A Christian woman and a Muslim man have been falsely accused of burning Quran pages. They now risk the death penalty.
by Massimo Introvigne
In Pakistan, a complex of laws collectively known as the “blasphemy law” punishes blasphemy against Islam with the death penalty. To claim that these laws are needed, Muslim fundamentalists need to argue that blasphemy is widespread. Many incidents are, however, fabricated.
One discussed on social media happened on April 19 at the Government Girls High School in Tehsil Arifwala, in Pakpattan Sharif, the capital city of the Pakpattan district, located in the Punjab province of Pakistan. A mob gathered, ready to lynch a Christian woman called Musarrat Bibi, and a Muslim man, Muhammad Sarmad. The duo was accused of having burned pages of the Holy Quran on April 15. The police intervened and dispersed the mob, but arrested the woman and the man, who were charged with blasphemy and now risk the death penalty.
Musarrat Bibi and Muhammad Sarmad are both illiterate, and work respectively as a cleaning lady and a gardener for the school. They were asked to clean a storage room and burn old and damaged papers.

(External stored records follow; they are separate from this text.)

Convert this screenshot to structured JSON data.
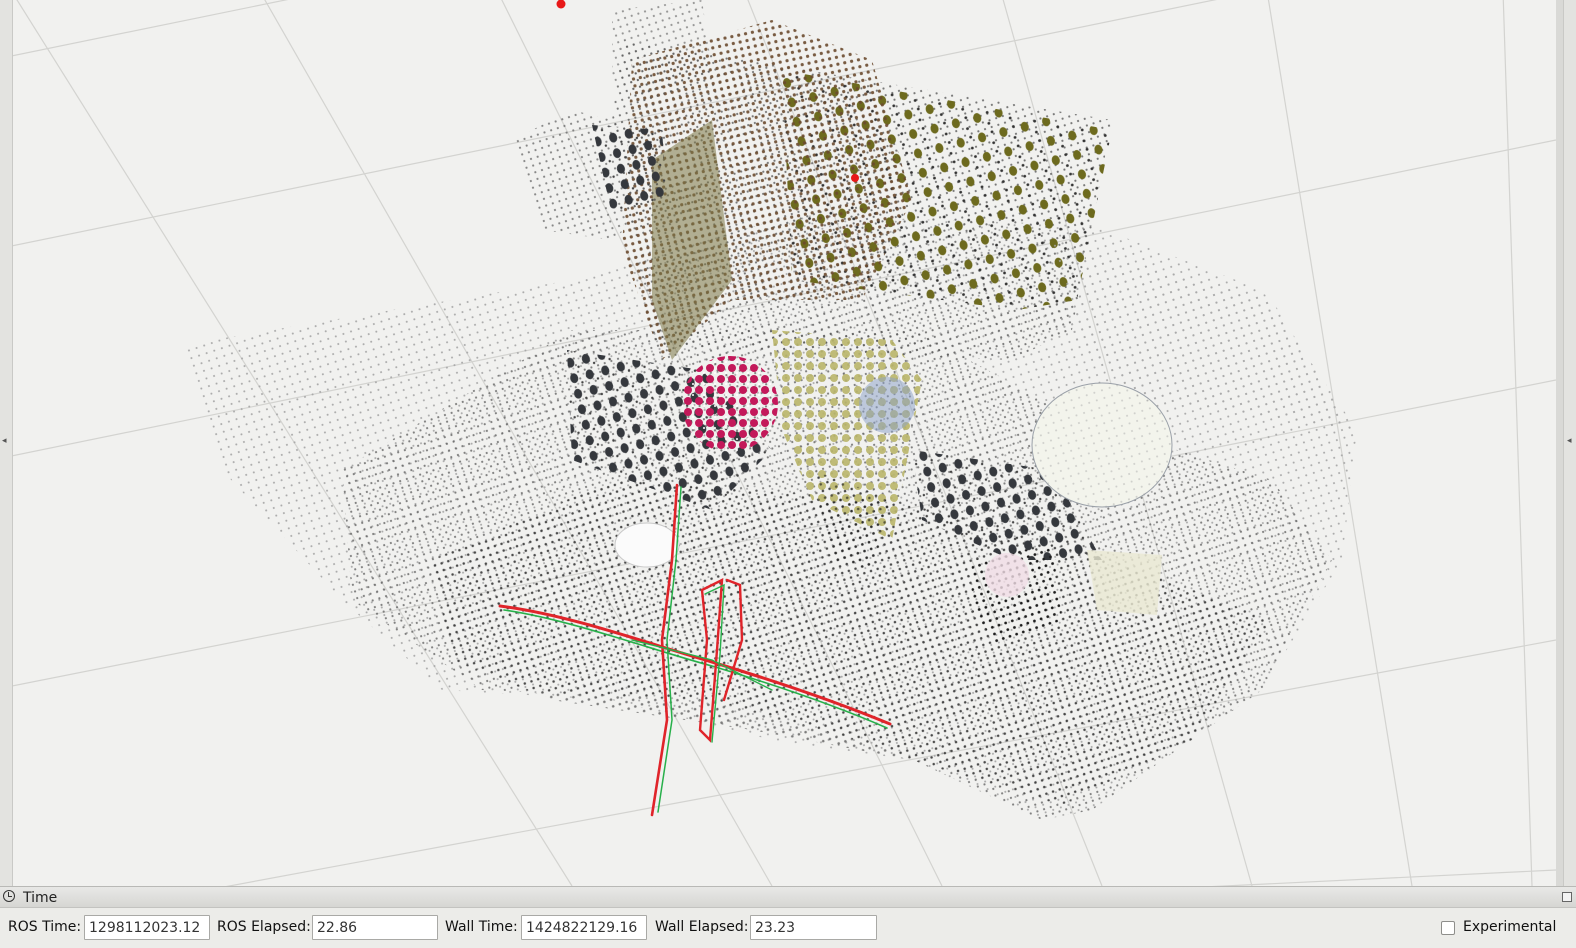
{
  "time_panel": {
    "title": "Time",
    "ros_time": {
      "label": "ROS Time:",
      "value": "1298112023.12"
    },
    "ros_elapsed": {
      "label": "ROS Elapsed:",
      "value": "22.86"
    },
    "wall_time": {
      "label": "Wall Time:",
      "value": "1424822129.16"
    },
    "wall_elapsed": {
      "label": "Wall Elapsed:",
      "value": "23.23"
    },
    "experimental": {
      "label": "Experimental",
      "checked": false
    }
  },
  "icons": {
    "time_panel": "clock-icon",
    "undock": "undock-icon",
    "left_collapse": "collapse-left-arrow-icon",
    "right_collapse": "collapse-right-arrow-icon"
  },
  "colors": {
    "background": "#f1f1ef",
    "grid": "#cfcfcc",
    "trajectory_red": "#e0242a",
    "trajectory_green": "#27b04a",
    "point_marker": "#e81818"
  }
}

The school principal, Nasreen Saeed, told the police that there were no pages of the Quran in the storage room. However, some schoolgirls spread the rumor that pages of the holy book had been burned. The rumor spread and a mob gathered, claiming that the woman and the man should be killed on the spot.
Human rights activists believe that these were just fabricated charges, which spread through the fundamentalist rumor mills with the aim of supporting the idea that blasphemy laws should be maintained. Meanwhile, the lives of two illiterate workers, who just followed the instructions of their principal, are at risk.